Following the agency’s logic is difficult if not comical as Judge Jackson explained. “First and foremost, the EPA’s interpretation fails because it is illogical and impractical. The EPA claims it is not revoking a permit—something it does not have the authority to do—because it is only withdrawing a specification,” Judge Jackson wrote. “Yet the EPA simultaneously insists that its withdrawal of the specification effectively nullifies the permit. To explain how this would be accomplished in the absence of any statutory provision or even any regulation that details the effect that the EPA’s belated action would have on an existing permit, the EPA resorts to magical thinking. It posits a scenario involving the automatic self-destruction of a written permit issued by an entirely separate federal agency after years of study and consideration. Poof! Not only is this non-revocation revocation logistically complicated, but the possibility that it could happen would leave permittees in the untenable position of being unable to rely upon the sole statutory touchstone for measuring their Clean Water Act compliance: the permit.”

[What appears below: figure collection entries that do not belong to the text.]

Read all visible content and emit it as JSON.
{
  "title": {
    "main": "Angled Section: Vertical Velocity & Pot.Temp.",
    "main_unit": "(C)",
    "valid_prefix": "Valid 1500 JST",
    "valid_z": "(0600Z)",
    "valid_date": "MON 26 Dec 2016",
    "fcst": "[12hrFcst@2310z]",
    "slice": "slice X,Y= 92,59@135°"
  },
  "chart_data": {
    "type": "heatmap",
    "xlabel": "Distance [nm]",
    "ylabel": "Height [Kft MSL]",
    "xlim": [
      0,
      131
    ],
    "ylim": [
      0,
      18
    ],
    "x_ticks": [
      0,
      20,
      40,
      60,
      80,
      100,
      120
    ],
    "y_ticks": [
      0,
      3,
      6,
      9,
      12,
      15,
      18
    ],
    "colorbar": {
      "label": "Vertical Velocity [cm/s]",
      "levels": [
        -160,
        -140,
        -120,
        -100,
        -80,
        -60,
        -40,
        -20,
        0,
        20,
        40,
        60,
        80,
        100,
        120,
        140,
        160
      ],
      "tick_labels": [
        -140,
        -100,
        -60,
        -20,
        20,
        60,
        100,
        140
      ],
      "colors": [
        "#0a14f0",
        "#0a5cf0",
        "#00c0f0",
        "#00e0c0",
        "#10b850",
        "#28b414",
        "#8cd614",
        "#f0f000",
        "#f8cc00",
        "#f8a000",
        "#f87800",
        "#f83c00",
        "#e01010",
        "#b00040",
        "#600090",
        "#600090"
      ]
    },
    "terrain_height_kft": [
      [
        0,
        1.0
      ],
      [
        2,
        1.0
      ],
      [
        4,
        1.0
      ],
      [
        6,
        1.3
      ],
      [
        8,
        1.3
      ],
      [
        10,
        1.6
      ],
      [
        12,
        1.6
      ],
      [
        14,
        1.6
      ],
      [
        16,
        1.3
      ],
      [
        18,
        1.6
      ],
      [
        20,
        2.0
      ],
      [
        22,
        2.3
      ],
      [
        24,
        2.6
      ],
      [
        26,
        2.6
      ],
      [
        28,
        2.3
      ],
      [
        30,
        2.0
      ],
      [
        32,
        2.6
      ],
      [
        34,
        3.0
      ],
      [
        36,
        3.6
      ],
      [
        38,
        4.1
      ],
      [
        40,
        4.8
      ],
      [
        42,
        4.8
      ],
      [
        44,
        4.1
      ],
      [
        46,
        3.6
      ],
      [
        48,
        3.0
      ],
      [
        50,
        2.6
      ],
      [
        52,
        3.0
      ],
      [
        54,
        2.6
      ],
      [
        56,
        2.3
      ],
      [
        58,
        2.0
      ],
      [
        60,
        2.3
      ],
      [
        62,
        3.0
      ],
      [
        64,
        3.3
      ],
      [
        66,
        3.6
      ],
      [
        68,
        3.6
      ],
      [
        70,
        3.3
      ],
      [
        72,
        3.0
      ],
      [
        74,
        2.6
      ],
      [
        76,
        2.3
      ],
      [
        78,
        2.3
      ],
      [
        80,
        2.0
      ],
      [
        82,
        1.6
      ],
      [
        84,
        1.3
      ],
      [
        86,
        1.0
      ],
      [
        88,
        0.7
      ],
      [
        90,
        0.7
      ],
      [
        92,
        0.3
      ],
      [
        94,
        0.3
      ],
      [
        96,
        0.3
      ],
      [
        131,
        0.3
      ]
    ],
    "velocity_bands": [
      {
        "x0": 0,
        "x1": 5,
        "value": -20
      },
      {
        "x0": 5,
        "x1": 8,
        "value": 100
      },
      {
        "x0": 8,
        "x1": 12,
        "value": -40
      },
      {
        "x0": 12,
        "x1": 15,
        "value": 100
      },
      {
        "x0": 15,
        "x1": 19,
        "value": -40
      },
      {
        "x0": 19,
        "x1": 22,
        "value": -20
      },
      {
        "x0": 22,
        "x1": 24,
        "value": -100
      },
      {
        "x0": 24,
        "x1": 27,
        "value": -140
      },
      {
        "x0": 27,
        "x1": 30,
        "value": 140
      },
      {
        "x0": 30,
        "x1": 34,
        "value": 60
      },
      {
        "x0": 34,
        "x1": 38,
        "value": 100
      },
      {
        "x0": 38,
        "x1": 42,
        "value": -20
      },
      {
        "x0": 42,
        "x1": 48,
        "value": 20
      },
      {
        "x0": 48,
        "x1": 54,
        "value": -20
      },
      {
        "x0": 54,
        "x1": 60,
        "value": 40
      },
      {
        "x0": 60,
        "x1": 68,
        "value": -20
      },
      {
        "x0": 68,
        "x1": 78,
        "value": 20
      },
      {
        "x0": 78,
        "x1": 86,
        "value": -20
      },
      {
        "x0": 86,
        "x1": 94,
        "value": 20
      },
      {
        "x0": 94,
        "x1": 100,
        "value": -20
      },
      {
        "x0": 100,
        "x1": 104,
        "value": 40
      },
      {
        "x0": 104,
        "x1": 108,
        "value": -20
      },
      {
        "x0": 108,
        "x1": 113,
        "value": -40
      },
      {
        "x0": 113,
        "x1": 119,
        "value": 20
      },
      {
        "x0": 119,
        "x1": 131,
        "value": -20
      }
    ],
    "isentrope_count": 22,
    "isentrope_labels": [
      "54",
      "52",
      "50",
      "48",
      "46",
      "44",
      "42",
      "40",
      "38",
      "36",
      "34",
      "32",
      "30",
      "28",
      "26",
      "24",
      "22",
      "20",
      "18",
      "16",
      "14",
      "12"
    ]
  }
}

“The U.S. District Court for the District of Columbia struck another blow for restoring the rule of law and regulatory certainty by rejecting the EPA’s view that it has unbounded authority to retroactively revoke permits issued by another federal agency. The current permitting process is already a protracted and complicated affair. If we are to encourage investments, grow our economy and create jobs, companies need the certitude their success in obtaining permits will not be later robbed by the whims of the EPA (See Legally Speaking, p. 80),” said National Mining Association President and CEO Hal Quinn.
The ruling comes on the heels of the recent decision by the U.S. Supreme Court in Sackett v. EPA, which found the EPA’s compliance orders under the Clean Water Act are immediately subject to judicial review. “That’s an important reminder of the due process rights afforded by our Constitution,” Quinn said.